WHO officials said the aim of the summit was to develop programmes and a methodology in four crucial public health areas: finance, workforce management, generating knowledge and managing supplies.

WHO's Pang argued that there were simple, cost-effective ways of making great strides for public health and cited the example of a district in the United Republic of Tanzania where child mortality was recently reduced by 46% after local officials re-directed part of their US$ 2 per capita annual health budget into research to isolate the causes of child death and to addressing the underlying cause of the problem.

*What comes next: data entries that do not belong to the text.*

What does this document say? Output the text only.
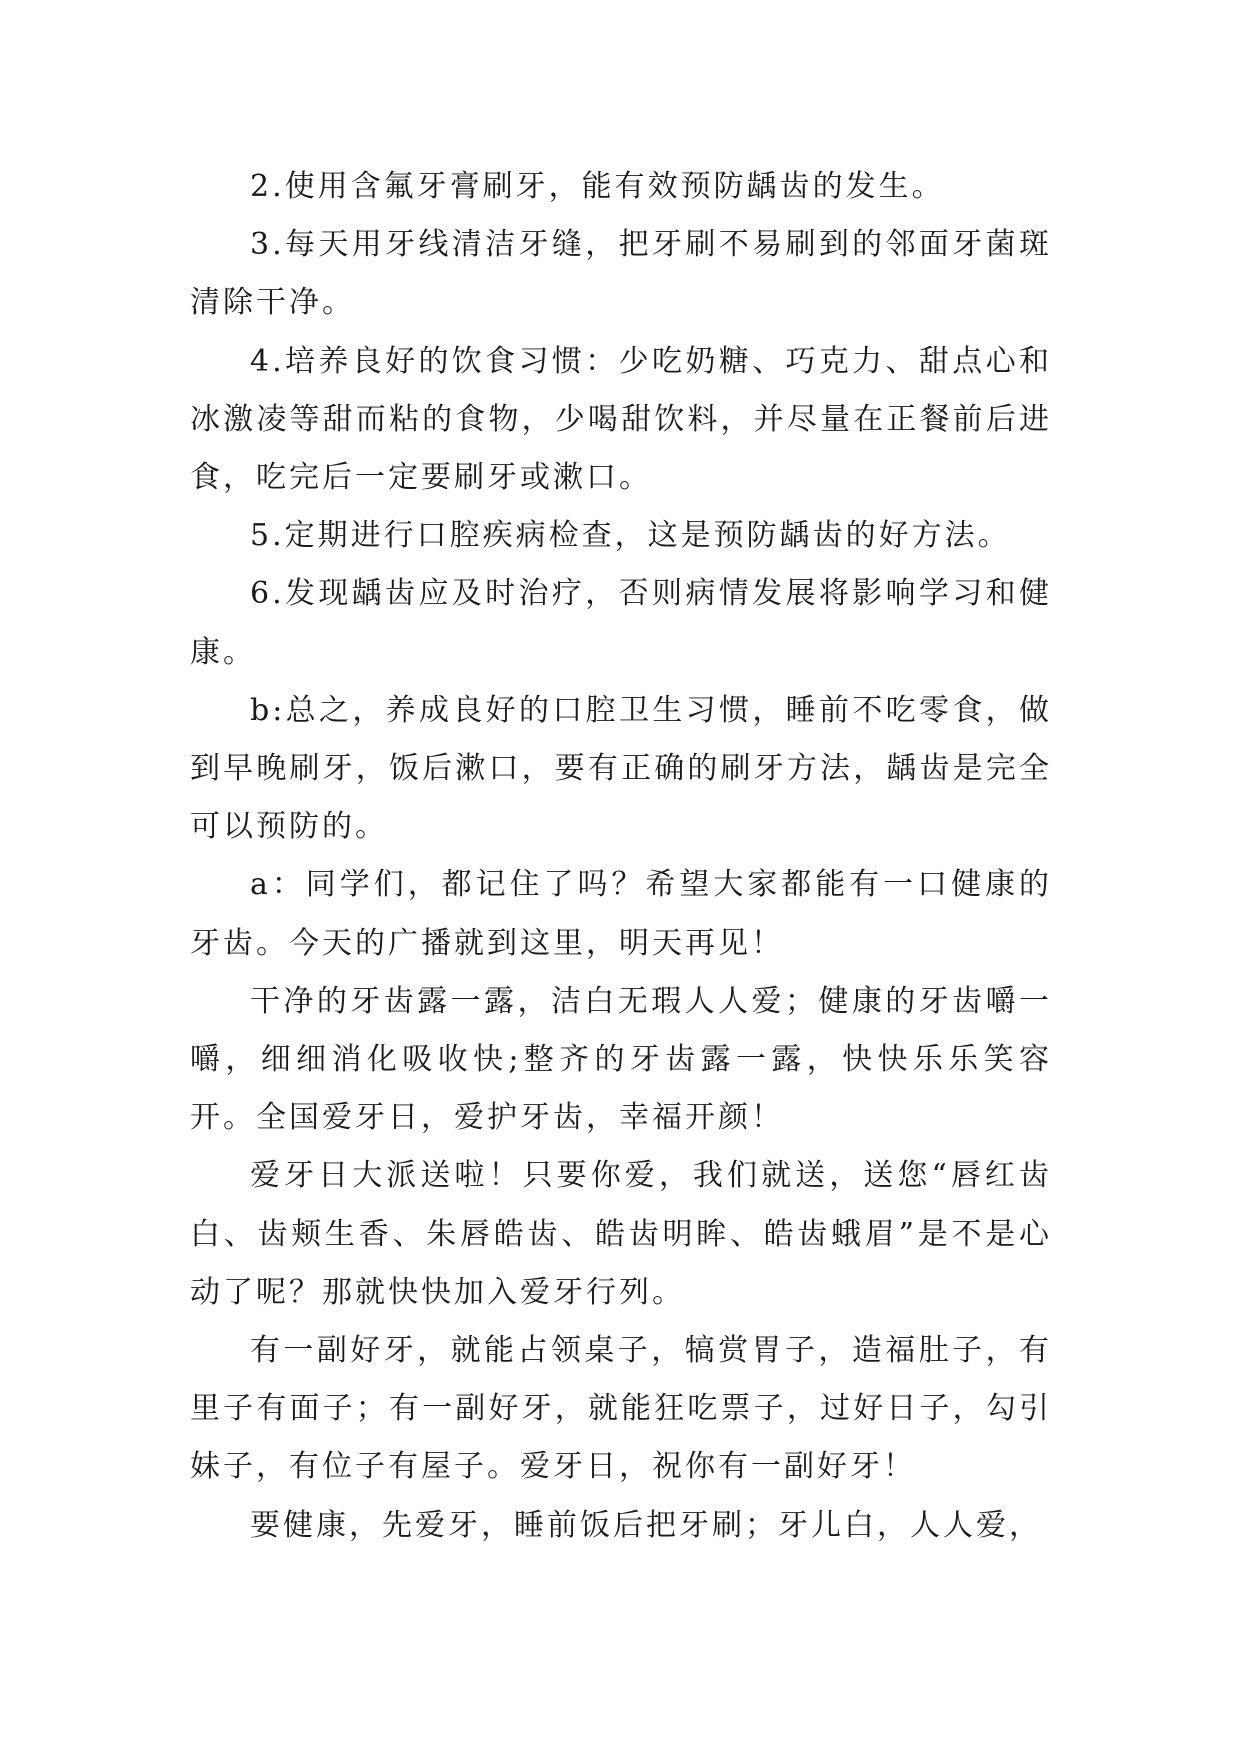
2.使用含氟牙膏刷牙，能有效预防龋齿的发生。

3.每天用牙线清洁牙缝，把牙刷不易刷到的邻面牙菌斑清除干净。

4.培养良好的饮食习惯：少吃奶糖、巧克力、甜点心和冰激凌等甜而粘的食物，少喝甜饮料，并尽量在正餐前后进食，吃完后一定要刷牙或漱口。

5.定期进行口腔疾病检查，这是预防龋齿的好方法。

6.发现龋齿应及时治疗，否则病情发展将影响学习和健康。

b:总之，养成良好的口腔卫生习惯，睡前不吃零食，做到早晚刷牙，饭后漱口，要有正确的刷牙方法，龋齿是完全可以预防的。

a：同学们，都记住了吗？希望大家都能有一口健康的牙齿。今天的广播就到这里，明天再见！

干净的牙齿露一露，洁白无瑕人人爱；健康的牙齿嚼一嚼，细细消化吸收快;整齐的牙齿露一露，快快乐乐笑容开。全国爱牙日，爱护牙齿，幸福开颜！

爱牙日大派送啦！只要你爱，我们就送，送您“唇红齿白、齿颊生香、朱唇皓齿、皓齿明眸、皓齿蛾眉”是不是心动了呢？那就快快加入爱牙行列。

有一副好牙，就能占领桌子，犒赏胃子，造福肚子，有里子有面子；有一副好牙，就能狂吃票子，过好日子，勾引妹子，有位子有屋子。爱牙日，祝你有一副好牙！

要健康，先爱牙，睡前饭后把牙刷；牙儿白，人人爱，
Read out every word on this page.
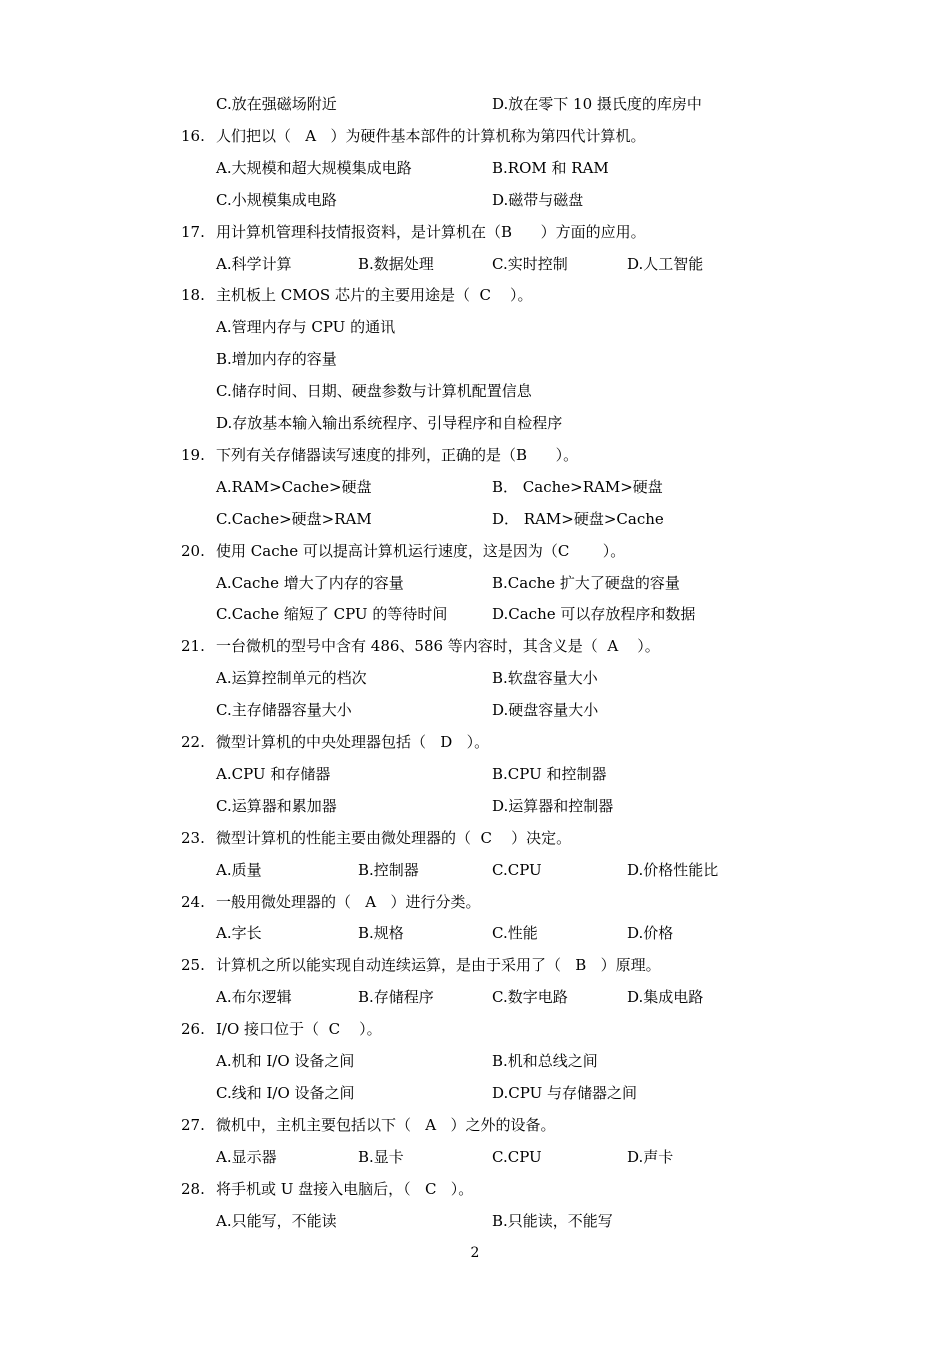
C.放在强磁场附近	D.放在零下 10 摄氏度的库房中
16. 人们把以（   A   ）为硬件基本部件的计算机称为第四代计算机。
A.大规模和超大规模集成电路	B.ROM 和 RAM
C.小规模集成电路	D.磁带与磁盘
17. 用计算机管理科技情报资料，是计算机在（B      ）方面的应用。
A.科学计算	B.数据处理	C.实时控制	D.人工智能
18. 主机板上 CMOS 芯片的主要用途是（  C    ）。
A.管理内存与 CPU 的通讯
B.增加内存的容量
C.储存时间、日期、硬盘参数与计算机配置信息
D.存放基本输入输出系统程序、引导程序和自检程序
19. 下列有关存储器读写速度的排列，正确的是（B      ）。
A.RAM>Cache>硬盘	B． Cache>RAM>硬盘
C.Cache>硬盘>RAM	D． RAM>硬盘>Cache
20. 使用 Cache 可以提高计算机运行速度，这是因为（C       ）。
A.Cache 增大了内存的容量	B.Cache 扩大了硬盘的容量
C.Cache 缩短了 CPU 的等待时间	D.Cache 可以存放程序和数据
21. 一台微机的型号中含有 486、586 等内容时，其含义是（  A    ）。
A.运算控制单元的档次	B.软盘容量大小
C.主存储器容量大小	D.硬盘容量大小
22. 微型计算机的中央处理器包括（   D   ）。
A.CPU 和存储器	B.CPU 和控制器
C.运算器和累加器	D.运算器和控制器
23. 微型计算机的性能主要由微处理器的（  C    ）决定。
A.质量	B.控制器	C.CPU	D.价格性能比
24. 一般用微处理器的（   A   ）进行分类。
A.字长	B.规格	C.性能	D.价格
25. 计算机之所以能实现自动连续运算，是由于采用了（   B   ）原理。
A.布尔逻辑	B.存储程序	C.数字电路	D.集成电路
26. I/O 接口位于（  C    ）。
A.机和 I/O 设备之间	B.机和总线之间
C.线和 I/O 设备之间	D.CPU 与存储器之间
27. 微机中，主机主要包括以下（   A   ）之外的设备。
A.显示器	B.显卡	C.CPU	D.声卡
28. 将手机或 U 盘接入电脑后，（   C   ）。
A.只能写，不能读	B.只能读，不能写
2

"It seems so obvious, and yet if you survey the literature it's very clear that very little attention is being given to this," Pang said, referring to health systems research, adding that since this involves human behaviour, society, economics, education and poverty: "It's just a very complicated area".

Dr Ariel Pablos-Méndez, Director of WHO's Knowledge Management and Sharing department, said the Mexico meeting underscored the need for a culture of knowledge translation and effective problem solving, new professional capabilities and different incentives in research systems in public health.

Pablos-Méndez said: "The Mexico Summit marks a shift in focus most timely and appropriate for the millions of poor people left behind, and offers a vision and a challenge to the international research community and national governments".